HOME  ⁄  Nasional

Jawa Timur Jadi Tumpuan Swasembada Gula Nasional, Program Peremajaan Tebu Digenjot

Oleh Ahmad Yusuf
SHARE   :

Jawa Timur Jadi Tumpuan Swasembada Gula Nasional, Program Peremajaan Tebu Digenjot
Foto: (Sumber : Arsip - Buruh tebang mengangkut tebu di lahan yang sebelumnya merupakan lahan sayuran di Sumberkradenan, Pakis, Kabupaten Malang, Jawa Timur, Selasa (5/5/2026). Pemerintah berupaya mencapai target produksi gula nasional pada 2026 yakni sekitar 3,04 juta ton melalui perluasan areal tanam serta peningkatan produktivitas dalam rangka mendukung swasembada gula. (ANTARA FOTO/Ari Bowo Sucipto/hma).)

Pantau - Jawa Timur kembali menjadi tumpuan utama target swasembada gula nasional 2026 setelah mencatat produksi gula kristal putih sekitar 1,34 juta ton pada 2025, tertinggi dalam satu dekade dan menyumbang lebih dari separuh produksi gula nasional.

Produksi Gula Meningkat, Peremajaan Tebu Dipercepat

Aktivitas musim giling tebu mulai meningkat di sejumlah daerah sentra gula seperti Kediri, Situbondo, Malang, dan Magetan dalam beberapa pekan terakhir.
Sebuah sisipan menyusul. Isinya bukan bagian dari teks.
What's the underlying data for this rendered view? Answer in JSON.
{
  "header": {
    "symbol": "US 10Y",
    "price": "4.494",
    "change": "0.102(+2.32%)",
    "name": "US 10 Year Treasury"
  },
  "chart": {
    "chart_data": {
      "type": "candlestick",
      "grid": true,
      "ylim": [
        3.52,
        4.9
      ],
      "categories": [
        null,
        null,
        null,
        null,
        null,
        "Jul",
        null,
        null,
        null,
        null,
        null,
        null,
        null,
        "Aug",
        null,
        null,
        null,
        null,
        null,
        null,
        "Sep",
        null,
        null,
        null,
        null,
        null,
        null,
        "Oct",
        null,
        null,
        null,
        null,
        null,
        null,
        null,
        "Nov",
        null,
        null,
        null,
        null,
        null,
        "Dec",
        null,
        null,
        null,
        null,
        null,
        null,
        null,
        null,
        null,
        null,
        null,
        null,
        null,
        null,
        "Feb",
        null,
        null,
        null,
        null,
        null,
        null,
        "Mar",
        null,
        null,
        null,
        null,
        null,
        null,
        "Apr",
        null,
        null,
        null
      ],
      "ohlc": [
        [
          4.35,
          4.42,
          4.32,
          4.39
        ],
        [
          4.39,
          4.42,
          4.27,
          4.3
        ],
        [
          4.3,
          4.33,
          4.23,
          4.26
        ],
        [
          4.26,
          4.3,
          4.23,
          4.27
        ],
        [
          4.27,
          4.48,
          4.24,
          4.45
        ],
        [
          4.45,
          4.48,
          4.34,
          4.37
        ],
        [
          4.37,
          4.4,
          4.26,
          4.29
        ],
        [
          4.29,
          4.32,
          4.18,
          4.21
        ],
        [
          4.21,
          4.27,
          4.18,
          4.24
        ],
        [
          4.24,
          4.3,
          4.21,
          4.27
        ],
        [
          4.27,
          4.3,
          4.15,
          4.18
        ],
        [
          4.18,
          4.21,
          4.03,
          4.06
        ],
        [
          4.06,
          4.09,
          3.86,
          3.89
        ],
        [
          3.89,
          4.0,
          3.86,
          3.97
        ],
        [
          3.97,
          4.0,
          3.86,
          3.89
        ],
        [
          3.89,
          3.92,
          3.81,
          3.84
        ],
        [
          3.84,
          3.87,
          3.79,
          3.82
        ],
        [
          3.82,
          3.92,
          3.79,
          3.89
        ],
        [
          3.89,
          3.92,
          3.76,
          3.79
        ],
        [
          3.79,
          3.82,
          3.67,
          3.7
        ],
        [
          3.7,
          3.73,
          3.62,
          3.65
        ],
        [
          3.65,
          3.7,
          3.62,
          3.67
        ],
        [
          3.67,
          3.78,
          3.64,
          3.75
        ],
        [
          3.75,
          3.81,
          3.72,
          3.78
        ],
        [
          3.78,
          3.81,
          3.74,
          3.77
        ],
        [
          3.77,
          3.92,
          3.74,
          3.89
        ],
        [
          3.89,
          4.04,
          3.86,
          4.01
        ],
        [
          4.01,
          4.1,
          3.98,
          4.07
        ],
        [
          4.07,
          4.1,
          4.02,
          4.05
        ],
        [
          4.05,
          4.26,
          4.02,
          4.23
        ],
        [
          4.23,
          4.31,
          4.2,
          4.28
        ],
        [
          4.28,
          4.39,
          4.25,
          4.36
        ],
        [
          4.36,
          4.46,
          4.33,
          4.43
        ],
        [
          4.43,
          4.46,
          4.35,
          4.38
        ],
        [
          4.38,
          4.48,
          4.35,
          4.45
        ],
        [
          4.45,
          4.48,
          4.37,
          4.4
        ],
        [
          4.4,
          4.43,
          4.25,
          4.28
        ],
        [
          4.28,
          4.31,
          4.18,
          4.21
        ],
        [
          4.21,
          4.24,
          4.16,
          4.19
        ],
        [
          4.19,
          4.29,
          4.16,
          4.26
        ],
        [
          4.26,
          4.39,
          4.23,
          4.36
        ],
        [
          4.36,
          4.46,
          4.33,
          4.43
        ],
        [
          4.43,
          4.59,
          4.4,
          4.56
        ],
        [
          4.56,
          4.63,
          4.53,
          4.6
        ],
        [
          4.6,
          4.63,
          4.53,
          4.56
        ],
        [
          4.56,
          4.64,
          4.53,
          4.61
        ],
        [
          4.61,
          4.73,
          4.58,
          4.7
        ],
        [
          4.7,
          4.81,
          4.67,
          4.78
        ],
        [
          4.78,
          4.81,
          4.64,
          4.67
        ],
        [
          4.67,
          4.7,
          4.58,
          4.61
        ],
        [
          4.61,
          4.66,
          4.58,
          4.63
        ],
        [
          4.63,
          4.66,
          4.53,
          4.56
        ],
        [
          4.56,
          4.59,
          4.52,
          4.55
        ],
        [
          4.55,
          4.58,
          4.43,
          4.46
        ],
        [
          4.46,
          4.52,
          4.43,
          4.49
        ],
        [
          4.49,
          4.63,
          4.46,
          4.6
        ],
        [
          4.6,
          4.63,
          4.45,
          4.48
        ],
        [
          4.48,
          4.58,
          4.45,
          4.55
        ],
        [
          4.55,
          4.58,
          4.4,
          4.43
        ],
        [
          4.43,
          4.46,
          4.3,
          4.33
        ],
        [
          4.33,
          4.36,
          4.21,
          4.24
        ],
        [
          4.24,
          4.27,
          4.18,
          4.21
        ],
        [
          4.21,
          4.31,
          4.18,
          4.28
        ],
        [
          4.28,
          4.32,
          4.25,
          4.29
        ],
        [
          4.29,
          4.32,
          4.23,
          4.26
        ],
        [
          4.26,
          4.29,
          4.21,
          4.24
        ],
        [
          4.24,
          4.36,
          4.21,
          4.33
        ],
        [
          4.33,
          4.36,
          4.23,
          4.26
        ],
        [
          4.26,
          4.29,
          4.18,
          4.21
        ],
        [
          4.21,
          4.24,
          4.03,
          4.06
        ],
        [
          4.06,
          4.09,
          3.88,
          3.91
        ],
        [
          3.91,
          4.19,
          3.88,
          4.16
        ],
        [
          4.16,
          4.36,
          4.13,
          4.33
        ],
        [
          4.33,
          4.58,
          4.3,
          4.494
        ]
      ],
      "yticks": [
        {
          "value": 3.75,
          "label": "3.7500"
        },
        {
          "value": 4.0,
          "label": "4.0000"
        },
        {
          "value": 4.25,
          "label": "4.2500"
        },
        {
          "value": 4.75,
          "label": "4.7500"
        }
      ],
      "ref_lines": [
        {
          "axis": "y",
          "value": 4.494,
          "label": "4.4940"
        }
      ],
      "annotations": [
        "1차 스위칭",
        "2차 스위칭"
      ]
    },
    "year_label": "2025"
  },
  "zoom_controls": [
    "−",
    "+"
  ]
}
Pemerintah pusat dan daerah mendorong peningkatan produktivitas melalui program bongkar ratoon atau peremajaan tanaman tebu di berbagai wilayah.

Program tersebut dijalankan untuk mendukung target swasembada gula konsumsi nasional yang ditetapkan pada 2026.

Jawa Timur ditempatkan sebagai daerah strategis karena masih menjadi penghasil gula terbesar di Indonesia.

Perluasan lahan tanam serta penggunaan varietas unggul juga terus didorong guna meningkatkan produksi dan kualitas tebu.

Tantangan Rendemen dan Modernisasi Industri

Di tengah peningkatan produksi, industri gula nasional masih menghadapi sejumlah tantangan, terutama terkait efisiensi pabrik dan produktivitas tanaman.

Sejumlah pabrik gula di Jawa Timur telah melakukan revitalisasi, namun sebagian masih menghadapi keterbatasan efisiensi pengolahan.

Rendemen tebu di beberapa pabrik masih berada pada kisaran 7 hingga 8 persen.

Kondisi tersebut berarti dari setiap 100 kilogram tebu yang digiling, jumlah gula yang dihasilkan masih relatif terbatas.

Faktor cuaca, kualitas bibit, sistem irigasi, serta kecepatan pengangkutan tebu menuju pabrik menjadi penentu utama tingkat rendemen.

Pemerintah kini mendorong penggunaan varietas tebu unggul yang lebih tahan terhadap kekeringan dan memiliki kandungan gula lebih tinggi.

Langkah tersebut diharapkan dapat meningkatkan produktivitas kebun tebu sekaligus memperkuat upaya mencapai swasembada gula nasional secara berkelanjutan.